Qui nous eût dit alors que cette ville charmante et paisible, amoureuse de l’étude et des savantes recherches, guerrière cependant malgré son air de bonhomie patriarcale, et bouclant autour de ses reins une ceinture de canons, serait un jour attaquée avec une si incroyable furie ! Lorsque nous regardions, le soir, le Chariot, la Petite Ourse et Cassiopée scintiller comme des points d’or derrière les dentelles noires du Münster, qui jamais aurait pensé que ces douces lueurs d’étoiles eussent pu être éteintes par le flamboiement sinistre des bombes ! Et cependant une pluie de fer tombe nuit et jour sur le Münster, brisant les clochetons, mutilant les statuettes, perçant les voûtes des nefs et écornant l’horloge avec son peuple de figurines et ses millions de rouages. La bibliothèque, unique au monde en son genre, a brûlé. Des incunables provenant de l’ancienne commanderie de Saint-Jean de Jérusalem ; l’Hortus deliciarum dû à Herrade de Landsberg, abbesse de Sainte-Odile à la fin du douzième siècle, le poëme de la Guerre de Troie, composé par Conrad de Wurzbourg, les poésies de Gaspard de Haguenau, des missels, des bréviaires, des manuscrits a miniatures, cent cinquante mille volumes du choix le plus rare sont réduits en cendre.
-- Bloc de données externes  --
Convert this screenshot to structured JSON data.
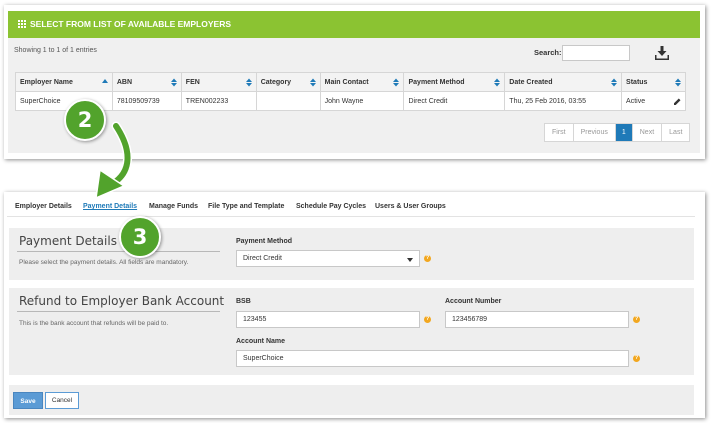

La rue de la Nuée-Bleue, dont le nom romantique nous plaisait, a perdu plusieurs maisons et le théâtre n’est plus qu’un monceau de décombres.

Malgré tous ces désastres, avec une obstination héroïque, la ville spartiate résiste toujours. Rien ne peut abattre sa grande âme. Elle s’ensevelira sous ses débris plutôt que de se rendre. Le brave général Uhrich tient bon contre l’effroyable déluge de feu. Malgré les incendies qui s’allument de toutes parts comme des flammes sur des trépieds et qui brûlent sur sa chair les pans de sa robe, la ville sublime fait de la tête un geste négatif à toute offre de capitulation, et l’Allemagne rappelle des artilleries encore plus monstrueuses et leur commande de foudroyer cette insolente.

Cette rebelle, cette entêtée ne veut pas se souvenir de son origine germanique et ne sait qu’une chose : c’est qu’elle s’est donnée à la France de tout cœur et de toute âme et qu’elle est résolue mourir pour elle. Mais elle ne mourra pas. En dépit des bombes, des obus, des boulets qui sillonnent le ciel enflammé, la cathédrale est toujours debout, et, dans la silhouette sombre de sa flèche, se découpe toujours cette croix de lumière, signe d’espérance et de salut, que l’ennemi peut voir briller de l’autre rive du Rhin.